28/3/12

Sonría

En la noche inerte de uno de los bordes chatos de una ciudad de provincia, la estación de servicio fulmina la oscuridad con luces histriónicas, para ser a la gente lo que la miel a las moscas. La tradición del lugar se impone, con todo, aún, a las maquinaciones del comercio.
Junto a la puerta, un aparato eléctrico suma al bochinche lumínico el ruido estrambótico del rock, cuando el oficial Vranjes estaciona su patrullero a la derecha de los surtidores. Baja del auto, mira su reloj y atisba con ojos vacunos la nada noctámbula a ambos lados de la ruta. Entonces deja caer el equipo de radio al asiento delantero, y camina hacia el local.
Empuja la puerta y saluda a Geraldine –por una milésima de segundo, ella deja de mirar la tele que cuelga del techo–, llevando una mano a la gorra y ejecutando el típico cabeceo de la zona. Busca una botella de cerveza, la abre y la levanta hacia la cámara de seguridad. Mientras pasa al otro lado del mostrador, le pide permiso a la empleada, de unos dieciocho años, para verificar algo: rutina. Se acerca a la muchacha, le da un trago a la botella, y le pregunta por su padre, que está preso hace un par de años, a más de cien kilómetros, por hechos que en su momento provocaron escándalo y a quien ella en verdad casi no conoció.
– Bien –contesta la chica, abstraída en su chicle y la tele.
– No debería dejarte sola a estas horas –opina el oficial, acercándose más.
Geraldine lo mira asustada. Vranjes la tira al piso y se le pone encima. Saca su revólver, le levanta la pollera, le corre la bombacha y, apoyándole el cañón del arma en el costado de la cabeza, la boca abierta en la nariz y el bigote blanco en el párpado izquierdo, la viola, hasta que unos minutos después le eyacula en la panza, que la remera del negocio deja siempre al descubierto.

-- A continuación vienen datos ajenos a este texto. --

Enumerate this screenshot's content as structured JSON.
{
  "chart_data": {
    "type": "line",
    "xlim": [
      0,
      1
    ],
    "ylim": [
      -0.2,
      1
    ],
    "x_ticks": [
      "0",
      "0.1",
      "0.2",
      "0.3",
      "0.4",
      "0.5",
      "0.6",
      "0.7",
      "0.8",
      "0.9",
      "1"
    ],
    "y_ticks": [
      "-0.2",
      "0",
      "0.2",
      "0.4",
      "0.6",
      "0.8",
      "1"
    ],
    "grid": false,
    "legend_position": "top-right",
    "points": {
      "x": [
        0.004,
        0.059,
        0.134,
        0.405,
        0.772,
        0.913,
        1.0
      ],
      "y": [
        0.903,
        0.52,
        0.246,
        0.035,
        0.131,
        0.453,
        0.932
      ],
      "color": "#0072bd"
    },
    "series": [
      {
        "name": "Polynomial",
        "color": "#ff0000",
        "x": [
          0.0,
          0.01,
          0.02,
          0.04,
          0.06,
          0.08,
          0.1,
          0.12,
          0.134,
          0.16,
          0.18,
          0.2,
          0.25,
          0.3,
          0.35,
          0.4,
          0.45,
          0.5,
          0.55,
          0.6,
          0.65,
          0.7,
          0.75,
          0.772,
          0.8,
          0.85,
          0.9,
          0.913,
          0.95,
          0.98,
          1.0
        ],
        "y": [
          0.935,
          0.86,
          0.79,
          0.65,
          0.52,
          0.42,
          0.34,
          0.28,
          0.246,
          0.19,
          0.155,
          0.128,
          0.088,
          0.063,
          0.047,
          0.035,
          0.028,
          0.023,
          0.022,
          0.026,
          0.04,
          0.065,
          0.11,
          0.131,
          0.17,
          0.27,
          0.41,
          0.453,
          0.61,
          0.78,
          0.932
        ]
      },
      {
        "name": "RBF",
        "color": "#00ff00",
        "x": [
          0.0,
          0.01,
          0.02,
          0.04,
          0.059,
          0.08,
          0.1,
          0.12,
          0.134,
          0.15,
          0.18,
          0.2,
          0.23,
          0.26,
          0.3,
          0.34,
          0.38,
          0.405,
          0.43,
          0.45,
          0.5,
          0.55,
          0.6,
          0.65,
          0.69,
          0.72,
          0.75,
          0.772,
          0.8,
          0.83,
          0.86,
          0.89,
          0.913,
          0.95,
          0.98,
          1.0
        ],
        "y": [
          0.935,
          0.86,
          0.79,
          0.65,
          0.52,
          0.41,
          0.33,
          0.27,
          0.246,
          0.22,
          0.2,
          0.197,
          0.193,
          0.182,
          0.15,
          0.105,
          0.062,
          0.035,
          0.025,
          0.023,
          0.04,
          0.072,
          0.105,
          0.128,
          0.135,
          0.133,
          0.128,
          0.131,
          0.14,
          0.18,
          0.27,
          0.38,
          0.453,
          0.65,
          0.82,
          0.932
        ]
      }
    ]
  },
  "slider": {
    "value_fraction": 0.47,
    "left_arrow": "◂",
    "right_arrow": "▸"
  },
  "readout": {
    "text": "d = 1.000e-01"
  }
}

Luego le da un beso en la frente, se acomoda los pantalones, guarda el revólver, suspira agitado, se pone de pie, levanta a Geraldine, que solloza, de los brazos, le esposa las muñecas a la espalda, la lleva consigo hasta la heladera, saca otra cerveza, la abre, la levanta  hacia la cámara, de nuevo, y le dice a la muchacha que sonría: la están filmando. Ella se quiebra en un llanto profuso y el oficial, resignado, no insiste, y al ritmo de un rock se la lleva hacia el auto.